Arthur Sadoun is probably right: Cannes and other industry events may indeed be a massive money pit for Publicis funds that could earn a better return on investment elsewhere. At the same time, his recent announcements are problematic for several reasons:

  • Marcel is presented as a magic wand that will solve some of Publicis’ most intractable problems, which sets potentially unrealistic expectations for all the various Publicis operating entities that will supposedly benefit from it;
  • Sadoun and his team assume that a single platform can be built to be ready for prime-time demo quality in a year. Yet less ambitious technology projects for smaller and less complex organizations than Publicis regularly take multiple times that amount;
  • The decision seems to have been informed by incomplete stakeholder research: a global internal survey of Publicis employees apparently was done, but there is no sense that there was any similar research on what customers, partners, and suppliers (i.e. the tech vendors who will be asked for help to build the platform) want or even think is possible;
  • The plan assumes that the value Marcel will deliver will more than compensate for any potential lost business that Publicis may see if it does not participate in industry events. For all their extravagance and pomp, these events are some of the few opportunities that clients get to interact with agency partners in person, as humans. In other words, in the zeal to become more digital, Publicis may be weakening its ties to the physical world, which still very much matter for customer satisfaction.

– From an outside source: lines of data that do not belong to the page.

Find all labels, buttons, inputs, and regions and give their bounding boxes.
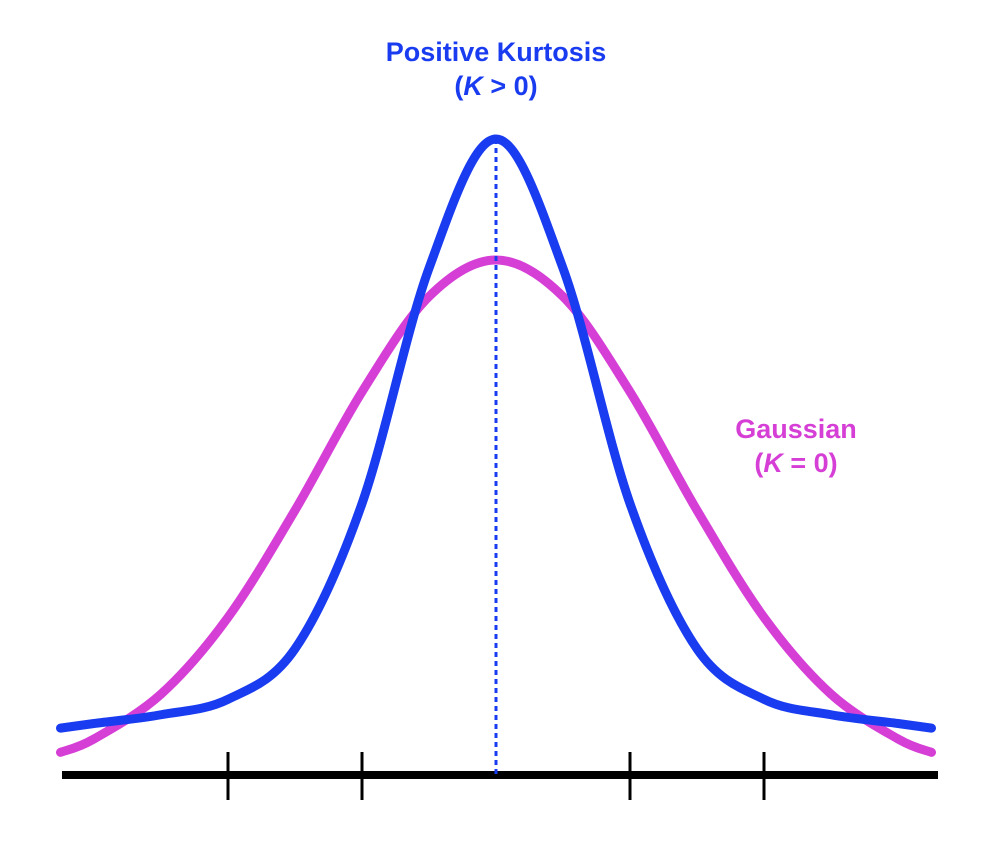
positive-kurtosis-label: Positive Kurtosis (K > 0) xyxy=(346,35,646,103)
gaussian-k: (K = 0) xyxy=(754,448,838,478)
gaussian-title: Gaussian xyxy=(735,414,857,444)
positive-kurtosis-title: Positive Kurtosis xyxy=(385,37,607,67)
gaussian-label: Gaussian (K = 0) xyxy=(696,412,896,480)
positive-kurtosis-k: (K > 0) xyxy=(454,71,538,101)
gaussian-curve xyxy=(56,255,936,757)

My take is that Sadoun’s goal at Cannes this year was more of a personal one, to make his mark and show how he has a grasp of the importance of technology competency to the company’s ability to survive and thrive in the digital era. However, if this was the case, it was remarkably short-sighted on his part. Setting such lofty goals for his team and discussing technology as a cause, rather than an enabler, of organizational change, illustrates a lack of understanding of the role of technology in complex organizations. The most innovative AI platform in the world won’t help the company if it continues to incentivize its different operating entities to compete, rather than collaborate, or if it fails to hire people with the right expertise for roles where they are set up for success.

Which brings me to what this all means for customers of agency holding companies. The reality is that while these announcements all made a big splash at Cannes and in the industry, it’s more important to look to your potential digital partners – be they operating entities of Publicis, any other holding company, or something else – for how well they understand your business, your goals, and the challenges that will inevitably occur along the way to meeting those goals. They should also be willing to challenge your assumptions and correct your expectations of how long aspects of a project should take. Be wary of any partner that presents AI or any other technology tool as an answer to your problems. And make sure you choose a partner that demonstrates they will conduct the necessary due diligence in understanding all the stakeholders that matter in your organization before embarking on an engagement (we’ve published a stakeholder analysis report for you to reference, which you can download for free with registration here).

AI is cool, exciting, and in some cases really helping organizations to become more effective in creating great customer experiences, but it isn’t a panacea for every problem: not for agency holding companies or anyone else.